Chris Jaffe, VP of Product Management, YouTube, Google noted that user-generated short videos were actually started on YouTube and  the latter's first upload a short 18-second video called 'Me at the zoo' on April 23, 2005.

"As technology advances, creators and artists can now take advantage of the incredible power of smartphones to easily create and publish high-quality content wherever they are in the world. And people can be entertained and informed by bite-sized content in the spare minutes of the day," said Jaffe.

Considering the immense popularity of TikTok in India, Google has decided to introduce YouTube Shorts beta with a handful of new creative tools to select people in the subcontinent. Based on the feedback, it will be improvised and made available in other global regions in the coming months.

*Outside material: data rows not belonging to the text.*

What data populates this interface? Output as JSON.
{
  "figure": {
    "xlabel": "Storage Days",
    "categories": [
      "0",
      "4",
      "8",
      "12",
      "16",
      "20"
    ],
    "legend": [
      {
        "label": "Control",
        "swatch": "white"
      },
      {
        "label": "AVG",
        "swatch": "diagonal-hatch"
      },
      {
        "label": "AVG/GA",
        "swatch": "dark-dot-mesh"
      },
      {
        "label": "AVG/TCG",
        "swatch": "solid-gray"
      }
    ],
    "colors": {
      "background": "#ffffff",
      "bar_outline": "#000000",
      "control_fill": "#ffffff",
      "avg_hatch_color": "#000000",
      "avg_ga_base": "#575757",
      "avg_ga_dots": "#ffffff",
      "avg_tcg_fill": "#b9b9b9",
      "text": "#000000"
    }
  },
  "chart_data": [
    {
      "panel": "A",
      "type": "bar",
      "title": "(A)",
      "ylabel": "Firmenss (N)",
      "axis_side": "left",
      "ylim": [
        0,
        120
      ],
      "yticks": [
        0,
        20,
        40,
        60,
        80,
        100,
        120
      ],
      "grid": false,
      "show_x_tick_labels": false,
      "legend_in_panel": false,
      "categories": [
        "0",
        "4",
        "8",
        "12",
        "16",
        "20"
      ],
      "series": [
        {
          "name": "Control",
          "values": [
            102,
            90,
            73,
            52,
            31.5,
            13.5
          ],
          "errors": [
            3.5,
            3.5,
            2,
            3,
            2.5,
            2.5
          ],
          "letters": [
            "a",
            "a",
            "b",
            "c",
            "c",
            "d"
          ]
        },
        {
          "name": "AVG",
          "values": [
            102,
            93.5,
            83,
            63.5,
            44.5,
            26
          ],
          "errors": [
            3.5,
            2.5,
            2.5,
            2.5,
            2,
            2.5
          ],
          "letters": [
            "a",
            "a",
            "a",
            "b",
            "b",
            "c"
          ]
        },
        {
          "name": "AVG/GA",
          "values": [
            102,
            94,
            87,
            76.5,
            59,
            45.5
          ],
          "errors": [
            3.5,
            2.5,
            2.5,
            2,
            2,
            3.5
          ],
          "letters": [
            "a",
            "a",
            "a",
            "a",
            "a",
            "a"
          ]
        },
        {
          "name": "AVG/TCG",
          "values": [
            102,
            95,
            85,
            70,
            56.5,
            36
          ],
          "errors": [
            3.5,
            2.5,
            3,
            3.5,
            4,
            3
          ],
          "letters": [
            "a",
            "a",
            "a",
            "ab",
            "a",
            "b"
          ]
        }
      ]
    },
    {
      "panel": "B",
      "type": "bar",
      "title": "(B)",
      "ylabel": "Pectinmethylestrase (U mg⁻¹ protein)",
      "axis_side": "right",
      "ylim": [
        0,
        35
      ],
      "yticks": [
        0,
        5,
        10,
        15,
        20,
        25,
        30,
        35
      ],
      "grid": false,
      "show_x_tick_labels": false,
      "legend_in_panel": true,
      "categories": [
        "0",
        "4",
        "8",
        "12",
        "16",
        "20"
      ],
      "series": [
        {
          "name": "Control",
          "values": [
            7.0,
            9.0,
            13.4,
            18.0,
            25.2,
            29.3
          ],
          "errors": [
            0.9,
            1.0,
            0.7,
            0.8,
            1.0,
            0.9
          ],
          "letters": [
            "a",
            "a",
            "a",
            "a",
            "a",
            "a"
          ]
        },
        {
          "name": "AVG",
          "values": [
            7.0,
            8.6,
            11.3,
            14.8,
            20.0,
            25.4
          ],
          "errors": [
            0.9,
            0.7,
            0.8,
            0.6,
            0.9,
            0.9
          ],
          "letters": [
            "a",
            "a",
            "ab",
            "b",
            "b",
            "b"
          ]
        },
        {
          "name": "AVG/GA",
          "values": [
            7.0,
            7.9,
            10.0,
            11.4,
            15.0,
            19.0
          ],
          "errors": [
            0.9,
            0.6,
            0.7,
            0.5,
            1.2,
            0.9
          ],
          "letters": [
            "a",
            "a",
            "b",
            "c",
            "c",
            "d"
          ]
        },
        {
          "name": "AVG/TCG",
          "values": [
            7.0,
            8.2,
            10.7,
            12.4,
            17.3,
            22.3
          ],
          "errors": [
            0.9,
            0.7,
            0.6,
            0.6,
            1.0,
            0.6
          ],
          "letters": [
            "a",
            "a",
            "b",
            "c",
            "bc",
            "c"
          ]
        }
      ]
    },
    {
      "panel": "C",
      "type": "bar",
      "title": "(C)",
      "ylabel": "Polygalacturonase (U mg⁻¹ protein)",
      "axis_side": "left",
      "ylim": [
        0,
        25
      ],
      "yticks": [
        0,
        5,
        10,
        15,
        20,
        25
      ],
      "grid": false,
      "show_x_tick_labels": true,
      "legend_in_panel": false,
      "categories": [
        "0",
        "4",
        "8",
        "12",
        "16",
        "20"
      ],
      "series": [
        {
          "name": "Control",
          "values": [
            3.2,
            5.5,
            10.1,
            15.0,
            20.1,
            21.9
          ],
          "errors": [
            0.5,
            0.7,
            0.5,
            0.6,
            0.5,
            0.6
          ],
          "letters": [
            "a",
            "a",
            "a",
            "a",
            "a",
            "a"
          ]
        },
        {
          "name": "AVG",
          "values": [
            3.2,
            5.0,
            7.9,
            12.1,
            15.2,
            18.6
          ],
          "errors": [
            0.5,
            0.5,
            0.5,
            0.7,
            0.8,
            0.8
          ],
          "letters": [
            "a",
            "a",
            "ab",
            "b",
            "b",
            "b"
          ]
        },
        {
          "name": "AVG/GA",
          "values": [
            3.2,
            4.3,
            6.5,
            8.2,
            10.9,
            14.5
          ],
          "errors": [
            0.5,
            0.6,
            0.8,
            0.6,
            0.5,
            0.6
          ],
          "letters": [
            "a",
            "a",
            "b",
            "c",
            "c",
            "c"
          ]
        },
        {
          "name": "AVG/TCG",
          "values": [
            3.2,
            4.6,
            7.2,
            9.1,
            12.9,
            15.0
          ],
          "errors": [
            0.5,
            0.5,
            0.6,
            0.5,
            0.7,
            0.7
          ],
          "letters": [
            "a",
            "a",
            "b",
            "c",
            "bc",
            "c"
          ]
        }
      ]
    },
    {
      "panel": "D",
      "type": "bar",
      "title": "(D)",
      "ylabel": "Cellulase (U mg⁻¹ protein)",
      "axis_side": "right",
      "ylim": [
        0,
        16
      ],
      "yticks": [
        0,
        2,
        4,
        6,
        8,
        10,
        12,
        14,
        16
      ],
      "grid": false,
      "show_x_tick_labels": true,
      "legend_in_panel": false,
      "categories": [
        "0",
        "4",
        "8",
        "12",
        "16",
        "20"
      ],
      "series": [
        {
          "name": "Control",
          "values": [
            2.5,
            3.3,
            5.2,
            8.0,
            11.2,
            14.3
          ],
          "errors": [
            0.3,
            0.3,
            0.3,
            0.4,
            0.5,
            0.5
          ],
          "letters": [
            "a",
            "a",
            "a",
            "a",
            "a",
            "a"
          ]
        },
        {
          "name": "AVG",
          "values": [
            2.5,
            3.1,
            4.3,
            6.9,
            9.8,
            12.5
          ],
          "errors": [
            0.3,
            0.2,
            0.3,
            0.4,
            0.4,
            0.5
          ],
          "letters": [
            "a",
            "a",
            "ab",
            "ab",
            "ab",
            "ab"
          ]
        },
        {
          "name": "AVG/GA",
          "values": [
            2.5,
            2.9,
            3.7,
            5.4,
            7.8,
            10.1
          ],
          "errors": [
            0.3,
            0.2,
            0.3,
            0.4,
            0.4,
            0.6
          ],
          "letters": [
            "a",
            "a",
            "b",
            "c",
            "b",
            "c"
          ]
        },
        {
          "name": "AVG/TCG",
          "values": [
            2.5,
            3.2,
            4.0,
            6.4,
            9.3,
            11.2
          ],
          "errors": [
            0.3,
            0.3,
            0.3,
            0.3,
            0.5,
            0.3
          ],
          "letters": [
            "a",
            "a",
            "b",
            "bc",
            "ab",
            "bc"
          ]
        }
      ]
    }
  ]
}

YouTube Shorts: Key features you should know

1) It offers a multi-segment camera to string multiple video clips together,
2) There will be an option to record with music from a large library of songs that will continue to grow
3) There will be speed controls that will give users the flexibility to be creative in their performance
4) There will be a timer and countdown to easily record, hands-free. The maximum video length will be 15 seconds.

Users can watch other short videos on YouTube. "We have released a prominent new spot for the create icon on Android, starting in India. We'll continue to expand to iOS devices and in more countries soon. You can also expect more creation features in the coming months," Jaffe noted.